Berbagai kasus diselesaikan baik secara damai dan secara hokum namun masih banyak kasus-kasus pelanggaran adat ini berlangsung. Mencuatnya konflik-konflik tentang pelanggaran adat ini tak hanya di bidang kehutanan namun juga di perkebunan. Secara umum penyebab kasus ini karena pembebasan kawasan hutan untuk perkebunan, penyerobotan tanah adat dan pelanggaran larangan-larangan lain yang dilakukan oleh perusahaan perkebunan terhadap hukum adat.
Dari beberapa kasus diketahui alasan-alasan yang dikemukakan tak jauh berbeda yaitu meningkatkan PAD, otonomi dan ekonomi.
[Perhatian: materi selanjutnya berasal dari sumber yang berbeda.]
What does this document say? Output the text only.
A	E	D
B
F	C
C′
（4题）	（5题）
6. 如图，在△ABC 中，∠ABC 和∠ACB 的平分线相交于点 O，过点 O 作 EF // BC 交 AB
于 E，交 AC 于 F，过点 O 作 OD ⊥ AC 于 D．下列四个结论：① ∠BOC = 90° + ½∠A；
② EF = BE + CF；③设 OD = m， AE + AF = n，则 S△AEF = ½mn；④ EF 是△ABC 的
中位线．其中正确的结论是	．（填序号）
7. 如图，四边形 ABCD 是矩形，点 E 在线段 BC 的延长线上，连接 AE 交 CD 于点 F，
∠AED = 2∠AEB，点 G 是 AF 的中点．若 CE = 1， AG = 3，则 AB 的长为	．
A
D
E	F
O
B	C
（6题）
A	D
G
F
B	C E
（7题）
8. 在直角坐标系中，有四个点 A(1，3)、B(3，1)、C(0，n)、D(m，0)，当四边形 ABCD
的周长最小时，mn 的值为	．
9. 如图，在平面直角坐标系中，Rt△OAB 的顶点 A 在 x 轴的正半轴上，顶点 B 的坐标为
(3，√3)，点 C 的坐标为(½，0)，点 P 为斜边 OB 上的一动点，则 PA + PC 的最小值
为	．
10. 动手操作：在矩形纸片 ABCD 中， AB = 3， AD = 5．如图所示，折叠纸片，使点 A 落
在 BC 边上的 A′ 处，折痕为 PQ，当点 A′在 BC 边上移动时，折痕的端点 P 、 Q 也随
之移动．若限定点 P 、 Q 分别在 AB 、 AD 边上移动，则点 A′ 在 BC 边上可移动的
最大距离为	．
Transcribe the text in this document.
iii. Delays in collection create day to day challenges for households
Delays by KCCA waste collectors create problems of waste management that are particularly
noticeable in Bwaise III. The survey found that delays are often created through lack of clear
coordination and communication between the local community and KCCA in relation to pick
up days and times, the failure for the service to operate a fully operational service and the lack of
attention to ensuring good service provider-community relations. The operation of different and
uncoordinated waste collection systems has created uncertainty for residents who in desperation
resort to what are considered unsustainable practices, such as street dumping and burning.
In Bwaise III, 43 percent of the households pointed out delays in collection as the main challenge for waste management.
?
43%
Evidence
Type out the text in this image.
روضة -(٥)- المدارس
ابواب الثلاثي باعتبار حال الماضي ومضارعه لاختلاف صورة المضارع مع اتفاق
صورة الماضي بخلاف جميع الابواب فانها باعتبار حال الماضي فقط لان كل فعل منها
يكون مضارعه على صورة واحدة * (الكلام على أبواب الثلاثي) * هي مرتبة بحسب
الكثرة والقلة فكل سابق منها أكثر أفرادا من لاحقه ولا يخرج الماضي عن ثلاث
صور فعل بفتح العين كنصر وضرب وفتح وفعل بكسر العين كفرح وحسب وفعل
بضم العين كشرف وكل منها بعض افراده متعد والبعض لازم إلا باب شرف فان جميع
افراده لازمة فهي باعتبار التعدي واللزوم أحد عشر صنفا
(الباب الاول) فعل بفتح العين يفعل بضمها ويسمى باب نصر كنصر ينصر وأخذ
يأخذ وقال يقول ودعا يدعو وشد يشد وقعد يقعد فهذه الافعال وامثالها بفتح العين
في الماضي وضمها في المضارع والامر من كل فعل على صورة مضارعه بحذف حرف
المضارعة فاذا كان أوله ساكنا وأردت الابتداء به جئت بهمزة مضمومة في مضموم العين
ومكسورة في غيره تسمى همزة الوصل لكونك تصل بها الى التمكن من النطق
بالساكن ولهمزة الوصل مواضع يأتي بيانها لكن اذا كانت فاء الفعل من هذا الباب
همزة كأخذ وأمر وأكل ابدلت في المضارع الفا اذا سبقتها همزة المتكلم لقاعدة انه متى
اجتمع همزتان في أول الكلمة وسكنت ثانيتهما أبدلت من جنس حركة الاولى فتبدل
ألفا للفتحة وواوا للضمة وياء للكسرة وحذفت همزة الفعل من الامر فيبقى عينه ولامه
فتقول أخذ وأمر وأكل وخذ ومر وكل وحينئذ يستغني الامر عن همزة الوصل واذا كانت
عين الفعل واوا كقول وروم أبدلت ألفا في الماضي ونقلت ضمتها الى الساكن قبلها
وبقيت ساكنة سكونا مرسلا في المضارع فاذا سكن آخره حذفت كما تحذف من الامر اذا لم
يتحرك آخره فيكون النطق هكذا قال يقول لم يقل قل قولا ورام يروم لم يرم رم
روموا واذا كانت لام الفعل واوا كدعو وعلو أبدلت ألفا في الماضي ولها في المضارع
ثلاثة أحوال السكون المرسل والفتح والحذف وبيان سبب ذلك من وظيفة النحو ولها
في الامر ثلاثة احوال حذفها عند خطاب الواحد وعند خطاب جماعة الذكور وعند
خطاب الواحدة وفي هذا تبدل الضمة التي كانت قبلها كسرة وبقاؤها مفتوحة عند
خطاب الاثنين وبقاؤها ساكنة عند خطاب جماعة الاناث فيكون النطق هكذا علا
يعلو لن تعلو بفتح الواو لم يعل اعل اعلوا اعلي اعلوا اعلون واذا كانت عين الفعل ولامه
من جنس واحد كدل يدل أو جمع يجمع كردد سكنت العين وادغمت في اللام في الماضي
Beberapa kalangan pemerhati hutan mengatakan “bahwa seharusnya kelestarian hutan dalam pengusahaan hutan masuk dalam biaya tetap sehingga keutuhan hutan tetap terjaga serta kesejahteraan masyarakat sekitar hutan juga menjadi tanggung jawab perusahaan sehingga tak perlu lagi pelanggaran adat tersebut mencuat”.
3.      Ketidakadilan aparat penegak hukum dalam menyelesaikan persoalan.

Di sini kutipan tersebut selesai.